By now, after the Oscar hype, most readers probably know the basic premise of Good night, and good luck. The movie is set in the early 1950s in America, and this was the time of the second big red scare in the United States. It was the time of an intense anti-communist movement in America, which was marked by extreme paranoia. It was then that Joseph McCarthy, a junior Republican Senator from Wisconsin, became notorious for making widespread accusations of membership of people in the communist party, or communist sympathizing organizations. His accusations did not spare even senior officials in government, and the Democratic Party. People from all walks of life were suspected of being communist spies, and many were victimized.
It was a time of fear, and extreme paranoia.
It was also the early years for pioneering television broadcasting. Edward Murrow was an outstanding journalist of that time, and he had (even before this incident) become a legend for his War time radio broadcasts. Upright and uncompromising in his integrity, he was one of the outstanding journalists of the time from CBS (then known as the Columbia broadcasting corporation). And in his pioneering television series, See it now, Murrow took on the man who, through his bullying and recklessness, had eroded the eternal American values of individual freedom, Senator Joseph McCarthy.
Edward Murrow (David Strathairn) believes McCarthy has gone too far, and takes on him in his TV show. He first talks about a US Air force soldier, who is asked to pay for the (speculative) possibility of his father being a communist sympathizer. He then goes on to broadcast McCarthy’s speeches on his show, speeches that had not reached the wider American audience. McCarthy, in a vindictive response, attacks Murrow personally, and ruthlessly, in single minded character assassination.
Edward, in his shows, is supported throughout by his producer, Fred Friendly (George Clooney). And this show goes on to affect both men and their crew deeply.

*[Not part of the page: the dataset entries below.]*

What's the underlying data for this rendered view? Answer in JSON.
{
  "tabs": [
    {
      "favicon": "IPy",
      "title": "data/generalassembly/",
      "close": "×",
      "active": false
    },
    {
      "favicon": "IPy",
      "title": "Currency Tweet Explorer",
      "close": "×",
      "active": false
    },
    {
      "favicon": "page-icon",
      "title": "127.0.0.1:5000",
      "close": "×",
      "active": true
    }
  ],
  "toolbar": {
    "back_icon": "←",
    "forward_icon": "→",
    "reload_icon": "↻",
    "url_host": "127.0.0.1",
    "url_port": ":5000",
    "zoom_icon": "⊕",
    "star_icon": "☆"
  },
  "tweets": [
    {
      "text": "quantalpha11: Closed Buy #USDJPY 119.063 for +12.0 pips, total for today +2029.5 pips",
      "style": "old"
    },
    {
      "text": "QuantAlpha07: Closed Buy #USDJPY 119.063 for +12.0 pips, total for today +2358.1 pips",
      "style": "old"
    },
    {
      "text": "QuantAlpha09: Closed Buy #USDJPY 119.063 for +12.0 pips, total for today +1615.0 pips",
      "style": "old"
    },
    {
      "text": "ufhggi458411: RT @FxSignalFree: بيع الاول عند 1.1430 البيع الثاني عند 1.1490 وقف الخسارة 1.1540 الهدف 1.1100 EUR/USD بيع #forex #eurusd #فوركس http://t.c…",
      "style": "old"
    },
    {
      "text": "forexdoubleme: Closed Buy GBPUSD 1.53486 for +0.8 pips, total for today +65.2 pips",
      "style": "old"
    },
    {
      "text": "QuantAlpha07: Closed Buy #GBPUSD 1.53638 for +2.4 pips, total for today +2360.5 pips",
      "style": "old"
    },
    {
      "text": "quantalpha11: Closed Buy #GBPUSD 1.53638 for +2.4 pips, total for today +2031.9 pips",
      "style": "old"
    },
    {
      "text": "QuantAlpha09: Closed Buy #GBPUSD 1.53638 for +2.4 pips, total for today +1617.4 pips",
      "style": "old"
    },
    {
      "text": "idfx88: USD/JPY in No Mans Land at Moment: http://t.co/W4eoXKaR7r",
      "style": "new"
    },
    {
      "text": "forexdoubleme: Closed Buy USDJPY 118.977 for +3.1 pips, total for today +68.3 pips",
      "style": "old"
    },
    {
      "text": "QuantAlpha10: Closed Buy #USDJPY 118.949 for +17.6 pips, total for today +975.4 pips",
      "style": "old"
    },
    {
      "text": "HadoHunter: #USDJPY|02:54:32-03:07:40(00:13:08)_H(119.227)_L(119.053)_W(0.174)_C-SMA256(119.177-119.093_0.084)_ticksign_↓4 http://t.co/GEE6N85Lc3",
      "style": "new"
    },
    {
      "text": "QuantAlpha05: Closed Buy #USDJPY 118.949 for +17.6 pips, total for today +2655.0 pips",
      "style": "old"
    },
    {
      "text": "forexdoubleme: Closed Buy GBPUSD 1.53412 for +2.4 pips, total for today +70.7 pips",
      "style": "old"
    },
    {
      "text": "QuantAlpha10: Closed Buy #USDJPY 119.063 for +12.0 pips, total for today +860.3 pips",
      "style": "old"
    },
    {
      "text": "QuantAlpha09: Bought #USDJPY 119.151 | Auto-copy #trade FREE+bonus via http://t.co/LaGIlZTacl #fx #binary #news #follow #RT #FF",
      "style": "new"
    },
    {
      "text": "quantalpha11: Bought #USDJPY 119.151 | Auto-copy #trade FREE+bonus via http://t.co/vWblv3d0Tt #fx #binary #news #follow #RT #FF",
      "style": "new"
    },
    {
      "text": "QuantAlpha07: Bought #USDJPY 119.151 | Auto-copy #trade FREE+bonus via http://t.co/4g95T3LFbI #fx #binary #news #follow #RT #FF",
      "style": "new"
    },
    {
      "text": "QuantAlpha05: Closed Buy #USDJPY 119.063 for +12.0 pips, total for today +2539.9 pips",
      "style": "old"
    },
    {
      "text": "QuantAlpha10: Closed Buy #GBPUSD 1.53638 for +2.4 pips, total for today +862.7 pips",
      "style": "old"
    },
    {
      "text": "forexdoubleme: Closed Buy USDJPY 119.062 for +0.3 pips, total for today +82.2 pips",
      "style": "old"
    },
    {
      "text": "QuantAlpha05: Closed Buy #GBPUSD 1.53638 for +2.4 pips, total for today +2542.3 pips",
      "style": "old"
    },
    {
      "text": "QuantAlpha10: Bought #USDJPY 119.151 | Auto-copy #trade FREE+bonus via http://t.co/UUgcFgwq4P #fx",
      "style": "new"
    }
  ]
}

This movie is a small masterpiece that Clooney (as director) has crafted. His portrayal of newsrooms, with the drama, tension, politics and action, is outstanding. For McCarthy’s part, he comes up with a little masterstroke. He just uses superbly edited clips of McCarthy’s original, recorded speeches, and that from the McCarthy hearings, and trial later on. Seeing McCarthy in full (real) rant during the Army-McCarthy hearings is a terrifying spectacle. The movie relentlessly stays on politics, and the newsroom. This intensity can be suffocating at times. There are little bits that rankle, not only for their intensity, and their portrayal of the time, but also for their relevance for today. The pressures that politicians and advertising has on newsrooms haven’t changed much. Murray was an honest and hard-hitting reporter, but himself not perfect. At a point, it is felt that he no longer is staying on the line of neutrality, and not offering both sides of the argument. His response, that he is doing what the truth and his integrity is compelling to do, is moving and yet raises questions. Murray himself is not without flaws of his own.
The movie does well to keep up the atmosphere of paranoia. There are little diversions, like the roles of Robert Downy Jr, and Patricia Clarkson, both CBS employees who work for Fred and Murray, and lead us to believe in conspiracy theories that are not there. The movie reminds us that dissent is not disloyalty, and any one with questions is not unpatriotic. There is a right to disagree. It stands up to the right an individual has to be tried in court, with the evidence in full view, before being declared guilty and punished. McCarthy, with his vindictive bullying, created his own downfall. And Murray showed that unbending integrity in the newsroom can indeed have a profound effect.
David Strathairn, as Edward Murray, pulls off an acting coup. He’s incredibly subtle, and underplays Murray’s role to perfection. This is a masterclass in acting, of a kind that hasn’t been seen often in recent days. Clooney, Downey, Clarkson and the rest of the cast are perfect too. Shooting the movie in black and white lends credibility with the intensity. After all, McCarthy’s broadcasts were in black and white, as was Murray’s “See it now”. And this is a layered, textured, rich movie, with many, many moments to enjoy. It’s not blunt and in-your-face as (the eventual best picture of 2006) Crash was. The nuances and moments are there to marvel at, while the greater message reaches us.
This will remain an exceptional film.